2匹はなんとか体を転がして避けたが、頭を打ってふらついていた個体の首は呆気なくすっ飛んだ。


『グルァ!』


「ふん!」


 仲間の死に怒った1匹が木の棒を振り回して突進してくるが、顔面を蹴り飛ばして距離を取る。


 フィナのためにこいつらは生かしておかねばならない。


『グギャァ!』


「うるさい口は封じておこうか。【水術:円散】」


無詠唱魔法。正式な手順を省略する分、威力は落ちるが展開の速度は速くなる。


今度は奴らの頭上から体を濡らすように降り注ぐ水。


もちろん、これで終わりじゃない。


俺はあの【氷姫】の弟子。もちろん最も得意としているのは水魔法と風魔法を融合させた氷魔法!


「【風術:激風ウィンド・バースト】。これで凍りつきな」


『グギ……ギャ……イギ……』


手から放たれた強烈な魔力がこもった風によって、ゴブリンの身体に付着した水が氷へと変化して自由を奪っていく。


急激に低下した体温。奴らの動きは鈍り、逃げることもできない。


ゴブリンたちはここでようやく気付いただろう。


自分たちは命を狩られる側で、人間えものたちに騙されたのだと。


いつもならこのまま剣で首を断っているところだが、今日はそうもいかない。


「安心しろ。きっと俺よりも一瞬であの世で送ってくれると思うぜ、あの子がな」


ゴブリンたちの目が見開く。


俺の後方。待機命令を出していた彼女は俺とゴブリンがやりあっている間、ずっと魔力を練っていた。
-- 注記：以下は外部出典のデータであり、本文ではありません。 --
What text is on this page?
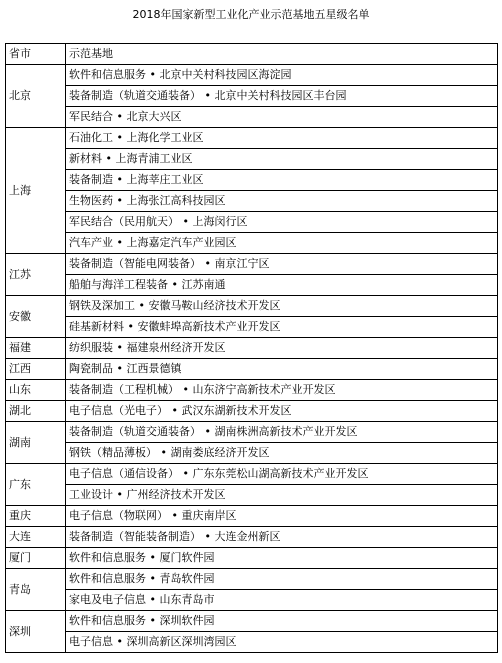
2018年国家新型工业化产业示范基地五星级名单
省市	示范基地
北京	软件和信息服务 • 北京中关村科技园区海淀园
	装备制造（轨道交通装备） • 北京中关村科技园区丰台园
	军民结合 • 北京大兴区
上海	石油化工 • 上海化学工业区
	新材料 • 上海青浦工业区
	装备制造 • 上海莘庄工业区
	生物医药 • 上海张江高科技园区
	军民结合（民用航天） • 上海闵行区
	汽车产业 • 上海嘉定汽车产业园区
江苏	装备制造（智能电网装备） • 南京江宁区
	船舶与海洋工程装备 • 江苏南通
安徽	钢铁及深加工 • 安徽马鞍山经济技术开发区
	硅基新材料 • 安徽蚌埠高新技术产业开发区
福建	纺织服装 • 福建泉州经济开发区
江西	陶瓷制品 • 江西景德镇
山东	装备制造（工程机械） • 山东济宁高新技术产业开发区
湖北	电子信息（光电子） • 武汉东湖新技术开发区
湖南	装备制造（轨道交通装备） • 湖南株洲高新技术产业开发区
	钢铁（精品薄板） • 湖南娄底经济开发区
广东	电子信息（通信设备） • 广东东莞松山湖高新技术产业开发区
	工业设计 • 广州经济技术开发区
重庆	电子信息（物联网） • 重庆南岸区
大连	装备制造（智能装备制造） • 大连金州新区
厦门	软件和信息服务 • 厦门软件园
青岛	软件和信息服务 • 青岛软件园
	家电及电子信息 • 山东青岛市
深圳	软件和信息服务 • 深圳软件园
	电子信息 • 深圳高新区深圳湾园区
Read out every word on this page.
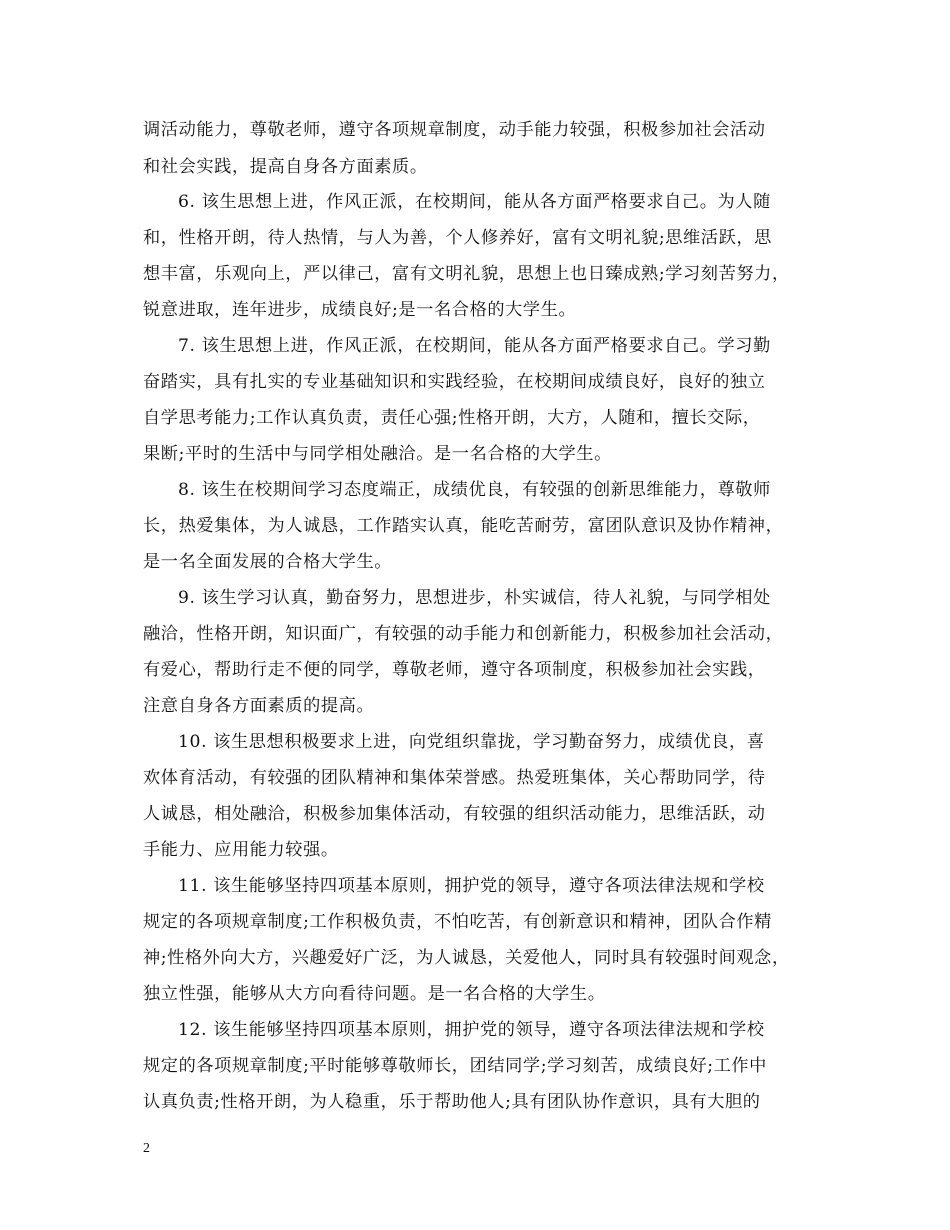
调活动能力，尊敬老师，遵守各项规章制度，动手能力较强，积极参加社会活动
和社会实践，提高自身各方面素质。
6. 该生思想上进，作风正派，在校期间，能从各方面严格要求自己。为人随
和，性格开朗，待人热情，与人为善，个人修养好，富有文明礼貌;思维活跃，思
想丰富，乐观向上，严以律己，富有文明礼貌，思想上也日臻成熟;学习刻苦努力，
锐意进取，连年进步，成绩良好;是一名合格的大学生。
7. 该生思想上进，作风正派，在校期间，能从各方面严格要求自己。学习勤
奋踏实，具有扎实的专业基础知识和实践经验，在校期间成绩良好，良好的独立
自学思考能力;工作认真负责，责任心强;性格开朗，大方，人随和，擅长交际，
果断;平时的生活中与同学相处融洽。是一名合格的大学生。
8. 该生在校期间学习态度端正，成绩优良，有较强的创新思维能力，尊敬师
长，热爱集体，为人诚恳，工作踏实认真，能吃苦耐劳，富团队意识及协作精神，
是一名全面发展的合格大学生。
9. 该生学习认真，勤奋努力，思想进步，朴实诚信，待人礼貌，与同学相处
融洽，性格开朗，知识面广，有较强的动手能力和创新能力，积极参加社会活动，
有爱心，帮助行走不便的同学，尊敬老师，遵守各项制度，积极参加社会实践，
注意自身各方面素质的提高。
10. 该生思想积极要求上进，向党组织靠拢，学习勤奋努力，成绩优良，喜
欢体育活动，有较强的团队精神和集体荣誉感。热爱班集体，关心帮助同学，待
人诚恳，相处融洽，积极参加集体活动，有较强的组织活动能力，思维活跃，动
手能力、应用能力较强。
11. 该生能够坚持四项基本原则，拥护党的领导，遵守各项法律法规和学校
规定的各项规章制度;工作积极负责，不怕吃苦，有创新意识和精神，团队合作精
神;性格外向大方，兴趣爱好广泛，为人诚恳，关爱他人，同时具有较强时间观念，
独立性强，能够从大方向看待问题。是一名合格的大学生。
12. 该生能够坚持四项基本原则，拥护党的领导，遵守各项法律法规和学校
规定的各项规章制度;平时能够尊敬师长，团结同学;学习刻苦，成绩良好;工作中
认真负责;性格开朗，为人稳重，乐于帮助他人;具有团队协作意识，具有大胆的
2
あの小さな体のどこに隠されていたのかと疑うほどの魔力量。


俺でさえビリビリと背中に圧を感じている。


もうこれ以上準備の時間は必要ないだろう。


「いいぞ! ぶちかましてやれ!」


 俺の声にうなずくと、フィナは幼さ残る声で詠唱を始めた。


「【空にて轟音を奏でる鬼よ】」


 どの魔法を発動させるのか特定させる第一節。


「【我が魔力を贄にして、雷を降らせよ】」


 対価を支払い、願いを要求する第二節。


 応えた魔石は彼女にこの世のものとは思えない力を与える。


広がる黄色の魔法陣。


 幾何学模様は光り輝き、空へと伸びる。


「【堕ち、貫き、命を奪う。自然の脅威を解き放ちたまえ!】」


 そして引き起こす超常現象の威力を定める第三節。


 すべての詠唱を終えたフィナは掲げた杖でトンと魔法陣の中央を叩いた。


「――【空鬼の遊雷(サンダーボルト)】」


 刹那、視界が雷光に照らされる。


耳を劈くような爆音を鳴らして、紫電がゴブリンへと降り注ぐ。


 ちっぽけな命は大いなる力の前では無力にすぎない。


抵抗すら叶わず、奴らは醜い顔が視認できなくなるほどに黒焦げていた。


「どうですか、師匠! 私が使える最高階級の魔法の威力は!」


 ドヤ顔で、俺の反応をうかがうフィナ。


 確かに威力はとてつもないものだ。


 雄大な大地がえぐれてしまうほどには。


 魔法が落ちた周囲は緑が黒く焦げ、茶色がむき出しになっている。


 間違いなくやりすぎだった。


「どうですか? どうですか?」


 嬉々として、近寄ってくるフィナ。


 褒められたくて仕方がない様子で、左右に揺れる尻尾を錯覚した。


 俺が好きな魔法を使えと言ったので何も苦言は呈せない。


 乾いた笑いを絞り出し、常識はずれの弟子の頭を撫でた。


「えへへ……」


 その笑顔はずるい。


 何でも許してしまう。どうやら俺にも父性が眠っていたようだ。


 現実逃避気味にそんなことを考えるのであった。